To perform manual execution, these scripts expect to use AWS S3 prior to deployment to a simple SFTP server. In order to use these scripts, the following envrionment variables need to be set after installing dependencies (optionally within a virtual environment) via pip install -r requirements.txt
:
AWS_ACCESS_KEY
: This is the access key used to upload completed payloads to AWS S3 or to request those data as part of distributed indexing and processing.AWS_ACCESS_SECRET
: This is the secret associated with the access key used to upload completed payloads to AWS S3 or to request those data as part of distributed indexing and processing.BUCKET_NAME
: This is the name of the bucket where completed uploads should be uploaded or requested within S3.
These may be set within .bashrc
files or similar through EXPORT
commands. Finally, these scripts expect Coiled to perform distributed tasks.
Unit tests can be executed by running nose2
within the snapshot
directory.
Files generated in S3 can be trivially deployed to an SFTP server or accessed directly from AWS.
These scripts follow the same development guidelines as the overall pyafscgap
project. Note that style and type checks are enforced though CI / CD systems. See contributors documentation.

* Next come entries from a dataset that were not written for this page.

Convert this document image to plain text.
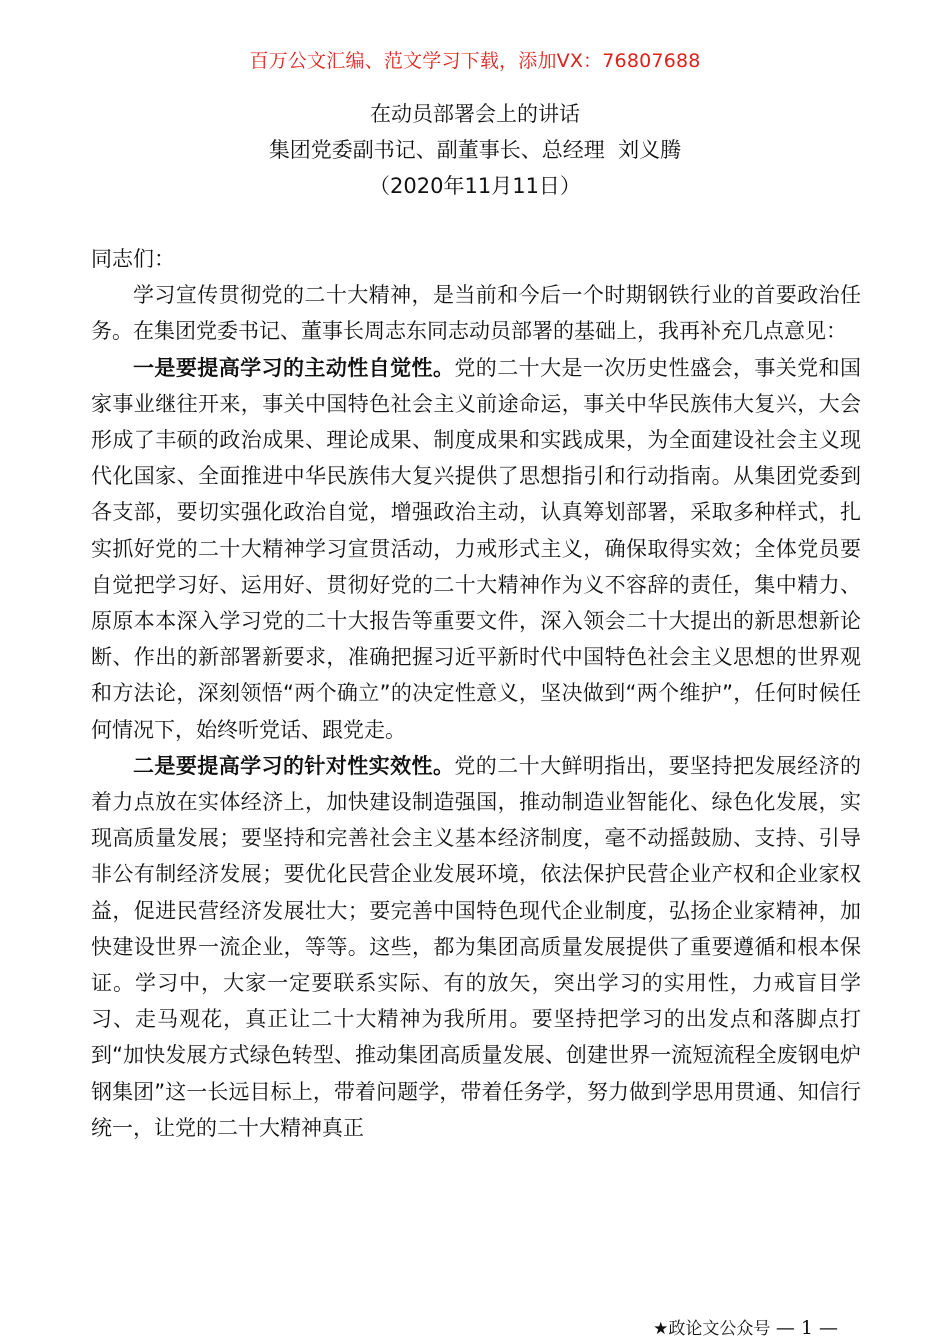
百万公文汇编、范文学习下载，添加VX：76807688
在动员部署会上的讲话
集团党委副书记、副董事长、总经理  刘义腾
（2020年11月11日）

同志们：

学习宣传贯彻党的二十大精神，是当前和今后一个时期钢铁行业的首要政治任务。在集团党委书记、董事长周志东同志动员部署的基础上，我再补充几点意见：

一是要提高学习的主动性自觉性。党的二十大是一次历史性盛会，事关党和国家事业继往开来，事关中国特色社会主义前途命运，事关中华民族伟大复兴，大会形成了丰硕的政治成果、理论成果、制度成果和实践成果，为全面建设社会主义现代化国家、全面推进中华民族伟大复兴提供了思想指引和行动指南。从集团党委到各支部，要切实强化政治自觉，增强政治主动，认真筹划部署，采取多种样式，扎实抓好党的二十大精神学习宣贯活动，力戒形式主义，确保取得实效；全体党员要自觉把学习好、运用好、贯彻好党的二十大精神作为义不容辞的责任，集中精力、原原本本深入学习党的二十大报告等重要文件，深入领会二十大提出的新思想新论断、作出的新部署新要求，准确把握习近平新时代中国特色社会主义思想的世界观和方法论，深刻领悟“两个确立”的决定性意义，坚决做到“两个维护”，任何时候任何情况下，始终听党话、跟党走。

二是要提高学习的针对性实效性。党的二十大鲜明指出，要坚持把发展经济的着力点放在实体经济上，加快建设制造强国，推动制造业智能化、绿色化发展，实现高质量发展；要坚持和完善社会主义基本经济制度，毫不动摇鼓励、支持、引导非公有制经济发展；要优化民营企业发展环境，依法保护民营企业产权和企业家权益，促进民营经济发展壮大；要完善中国特色现代企业制度，弘扬企业家精神，加快建设世界一流企业，等等。这些，都为集团高质量发展提供了重要遵循和根本保证。学习中，大家一定要联系实际、有的放矢，突出学习的实用性，力戒盲目学习、走马观花，真正让二十大精神为我所用。要坚持把学习的出发点和落脚点打到“加快发展方式绿色转型、推动集团高质量发展、创建世界一流短流程全废钢电炉钢集团”这一长远目标上，带着问题学，带着任务学，努力做到学思用贯通、知信行统一，让党的二十大精神真正

★政论文公众号 — 1 —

The snapshots updater uses the following open source packages:
- bokeh from Bokah Contributors and NumFocus under the BSD License.
- boto3 under the Apache v2 License.
- dask from Anaconda and Contributors under the BSD License.
- fastavro by Miki Tebeka and Contributors under the MIT License.
- requests which is available under the Apache v2 License from Kenneth Reitz and other contributors.
- toolz under a BSD License.
We thank these projects for their contribution. Note that we also use coiled.
Code to generate these flat files is released alongside the rest of the pyafscgap project under the BSD License. See data.pyafscgap.org for further license details regarding prebuilt files.